Quindi insistiamo a cercare spiegazioni: Proietti ha dovuto cedere a Bandecchi, ha dovuto ammettere che farà il nuovo ospedale di Terni, inventandosi qualcosa.
Non solo. Ma ha ceduto sulla richiesta principale di Bandecchi: finchè non ci saranno soldi e progetto per l’ospedale nuovo di Terni, Narni-Amelia non si fa.
Bandecchi può ben dire di aver vinto 10 a 0. Bandecchi quindi ha avuto ragione a prepararsi come descritto da Umbria7: una domenica di digiuno e preghiera, confessione e messa.
Anzi: stasera, visto il risultato, andrà per certo, con slancio, in una parrocchia romana, per recitare i vespri.
Se poi davvero l’ospedale si farà, pare disposto, per il bene dei suoi cittadini, a prendere direttamente i voti, compreso quello di castità.
Anche se su questo i più attenti osservatori suggeriscono massima cautela prima di un eventuale annuncio.
Fin qui Bandecchi. Ma il problema grosso è Proietti. Brevemente:

  1. come glielo dice alla maggioranza trasversale, che va da De Rebotti a Pernazza, che l’ospedale di Narni-Amelia da oggi è spostato in un’area di parcheggio in attesa di novità e deve aspettare con pazienza che, prima di partire, arrivi il nuovo ospedale di Terni?
  2. come spiega ai componenti della sua maggioranza, che hanno non meno di 5 idee diverse su dove realizzare il nuovo ospedale, che si devono mettere subito d’accordo?
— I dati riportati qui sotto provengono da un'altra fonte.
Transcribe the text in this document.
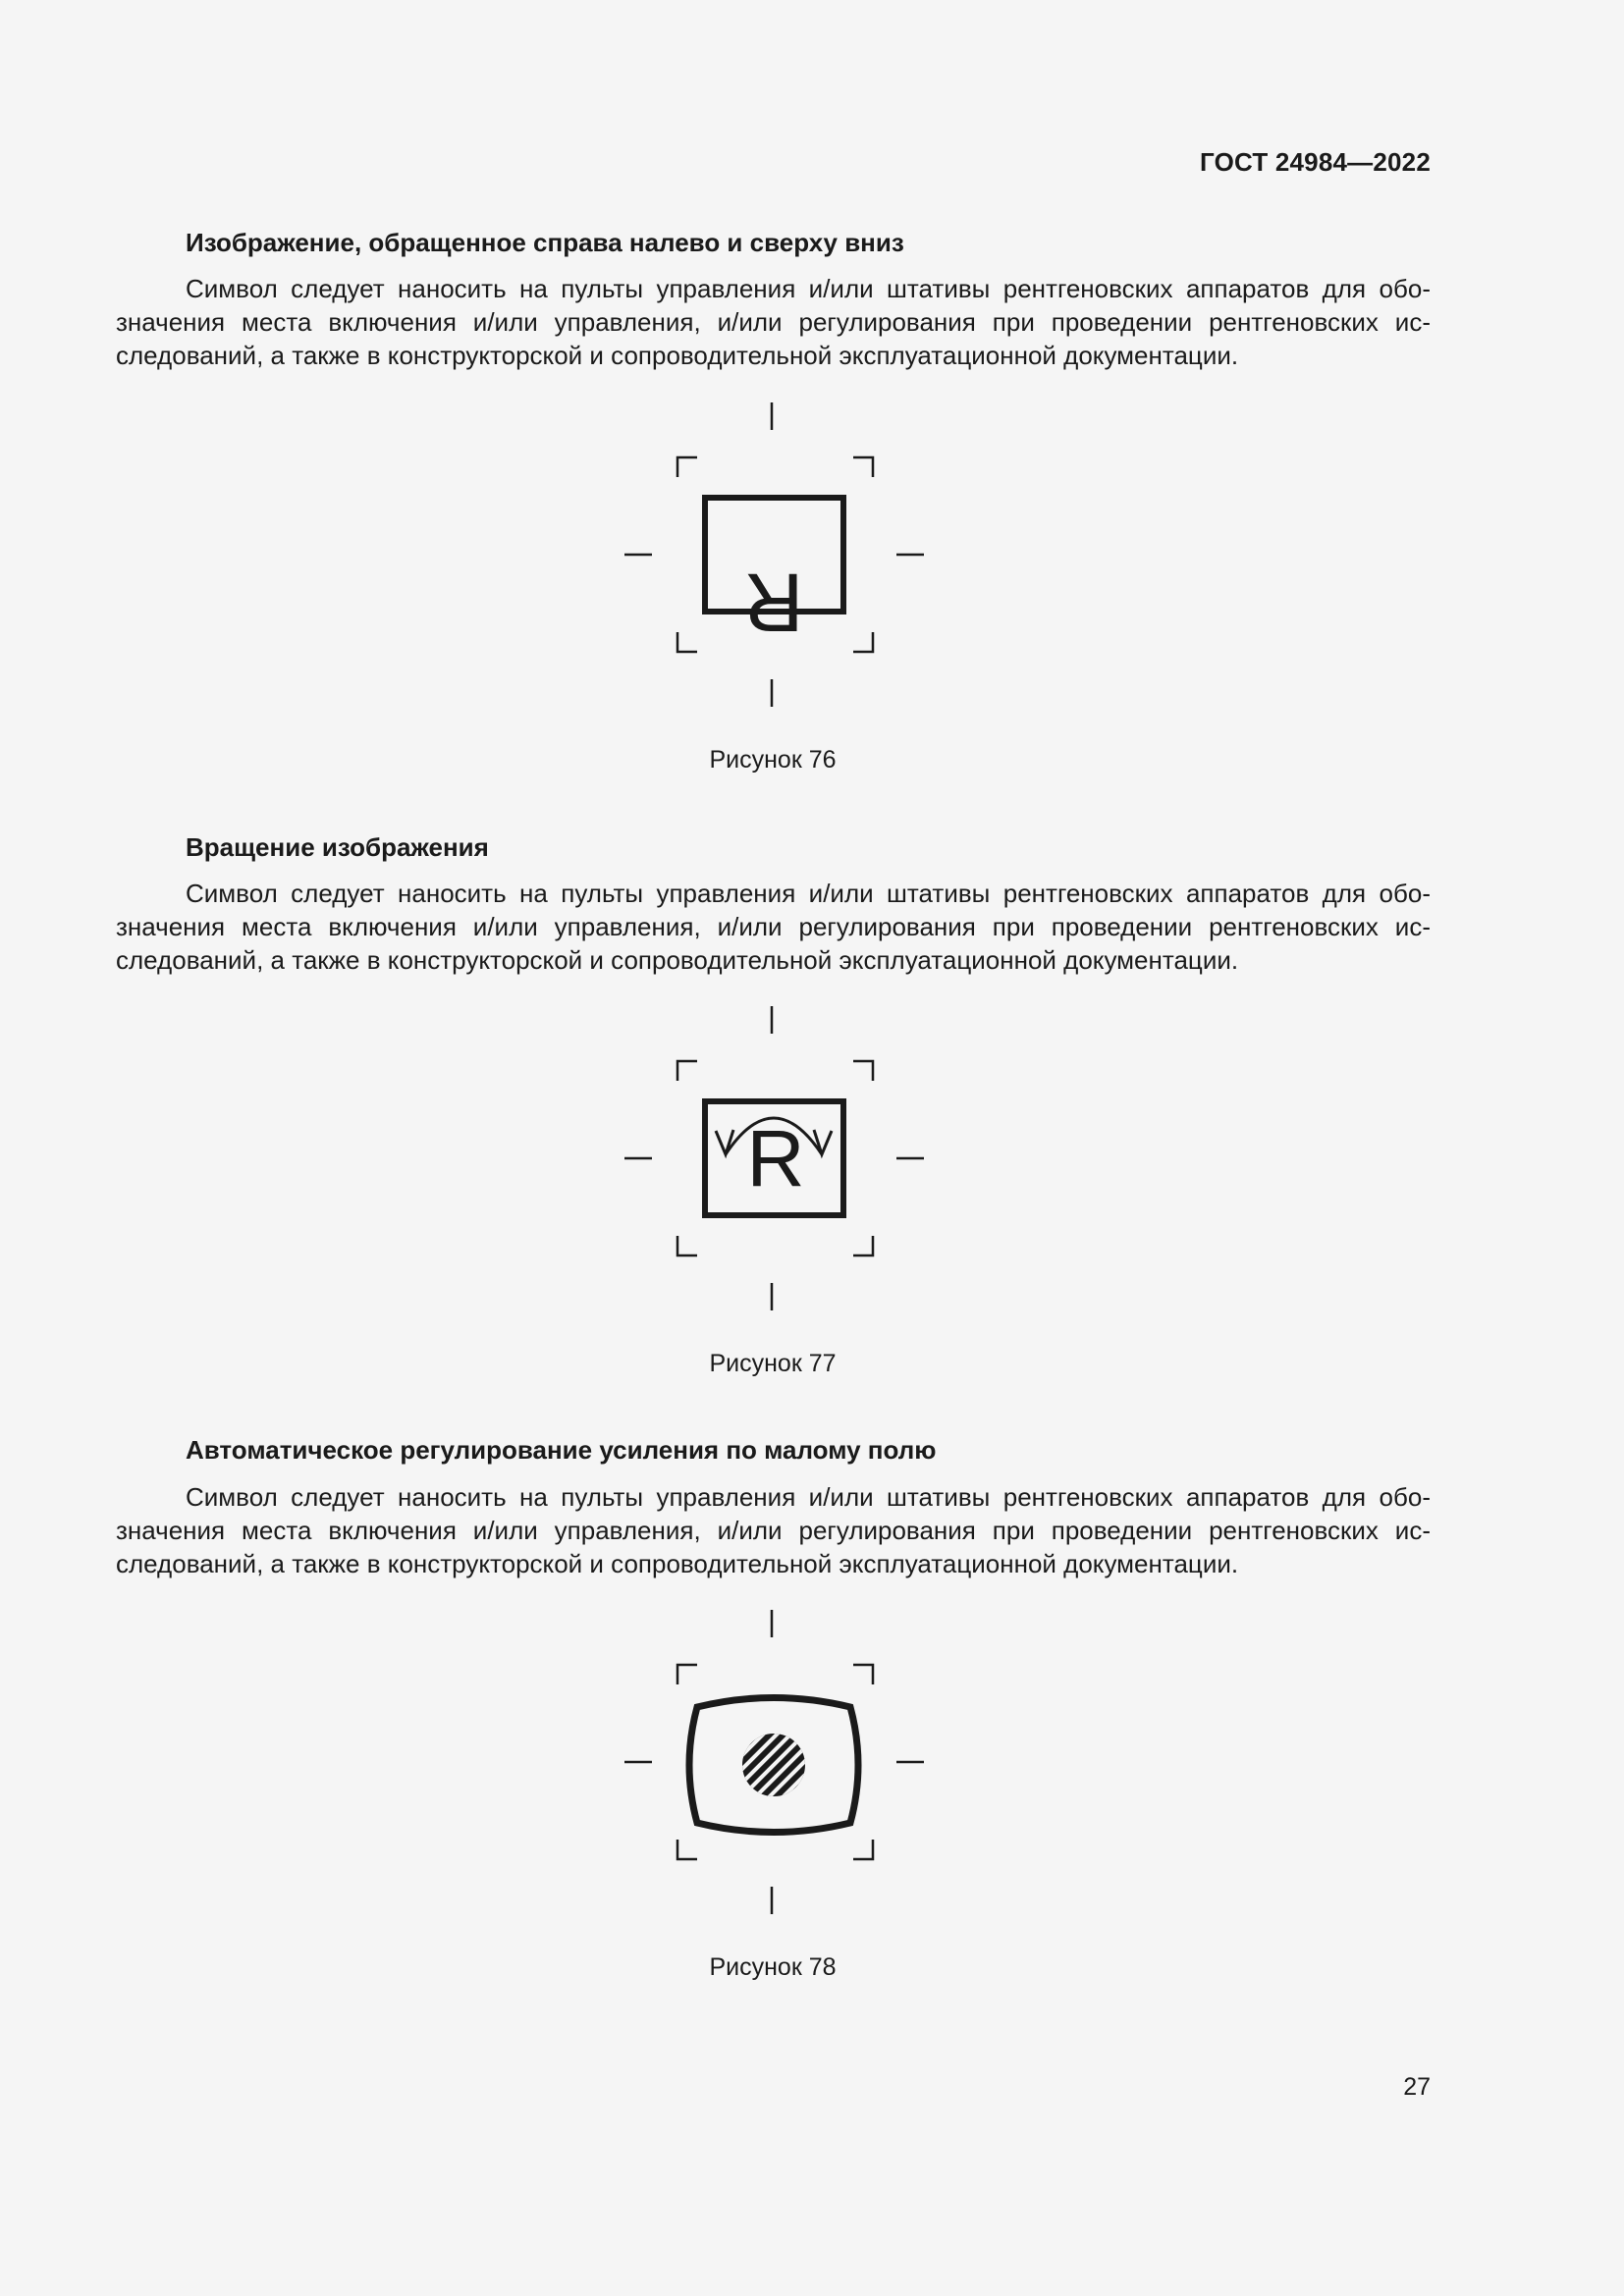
ГОСТ 24984—2022
Изображение, обращенное справа налево и сверху вниз
Символ следует наносить на пульты управления и/или штативы рентгеновских аппаратов для обозначения места включения и/или управления, и/или регулирования при проведении рентгеновских исследований, а также в конструкторской и сопроводительной эксплуатационной документации.
R
Рисунок 76
Вращение изображения
Символ следует наносить на пульты управления и/или штативы рентгеновских аппаратов для обозначения места включения и/или управления, и/или регулирования при проведении рентгеновских исследований, а также в конструкторской и сопроводительной эксплуатационной документации.
R
Рисунок 77
Автоматическое регулирование усиления по малому полю
Символ следует наносить на пульты управления и/или штативы рентгеновских аппаратов для обозначения места включения и/или управления, и/или регулирования при проведении рентгеновских исследований, а также в конструкторской и сопроводительной эксплуатационной документации.
Рисунок 78
27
  3. dove trova i soldi (si torna a parlare di nuovo ragionevolmente di 400-500 milioni), visto che ha appena varato una manovra mozzafiato sui cittadini umbri per 184 milioni di tasse per farci giocare a Monopoli gli assessori e organizzare i centenari di Dario Fo (viaggi in Giappone esclusi) e non può più chiedere niente a nessuno?
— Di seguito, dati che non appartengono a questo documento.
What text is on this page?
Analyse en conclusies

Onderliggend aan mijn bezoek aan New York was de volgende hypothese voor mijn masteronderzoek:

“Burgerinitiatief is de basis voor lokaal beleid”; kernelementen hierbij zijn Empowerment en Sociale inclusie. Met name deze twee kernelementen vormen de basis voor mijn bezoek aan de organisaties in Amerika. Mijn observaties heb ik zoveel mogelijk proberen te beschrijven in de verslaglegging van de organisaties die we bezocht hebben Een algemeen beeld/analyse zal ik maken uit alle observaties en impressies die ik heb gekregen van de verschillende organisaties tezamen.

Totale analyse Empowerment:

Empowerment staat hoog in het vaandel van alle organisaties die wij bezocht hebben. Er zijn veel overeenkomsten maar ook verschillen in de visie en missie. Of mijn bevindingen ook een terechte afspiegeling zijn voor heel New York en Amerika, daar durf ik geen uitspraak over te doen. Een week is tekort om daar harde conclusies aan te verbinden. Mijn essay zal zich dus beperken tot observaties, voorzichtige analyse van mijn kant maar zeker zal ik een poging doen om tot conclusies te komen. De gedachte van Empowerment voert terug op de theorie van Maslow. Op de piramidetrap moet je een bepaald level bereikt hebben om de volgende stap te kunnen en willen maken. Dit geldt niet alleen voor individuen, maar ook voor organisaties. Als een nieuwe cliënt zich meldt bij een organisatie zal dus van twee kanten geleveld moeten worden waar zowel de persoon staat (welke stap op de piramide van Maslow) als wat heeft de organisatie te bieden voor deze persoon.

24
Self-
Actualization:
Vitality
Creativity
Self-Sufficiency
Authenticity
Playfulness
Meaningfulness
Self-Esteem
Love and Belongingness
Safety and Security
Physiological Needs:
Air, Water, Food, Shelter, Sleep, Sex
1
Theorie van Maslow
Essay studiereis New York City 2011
  4. dopo aver fatto trapelare voci su un un mezzo restyling con le toppe della vecchia struttura dell’ospedale da 220 milioni e essersi presa fior di pernacchie, è chiaro che ha anche finito tutti i potenziali bluff: quindi come fa a trovare in tempi rapidi un nuovo progetto serio e finanziabile (mentre Narni-Amelia resta fermo nell’area di parcheggio)?
    Ma forse c’è un’altra lettura delle ultime tre righe della nota della Regione e sarebbe l’unica strada praticabile – dai dati al momento disponibili – per uscire dal “cul de sac”: Proietti in realtà pensa di fare un solo ospedale tra Narni-Amelia e quello nuovo di Terni.
    Naturalmente in un’area del Comune di Terni, che è la città capoluogo, utilizzando i finanziamenti che già ci sono.
    Se è così, a Bandecchi non resterà che procedere: prende i voti.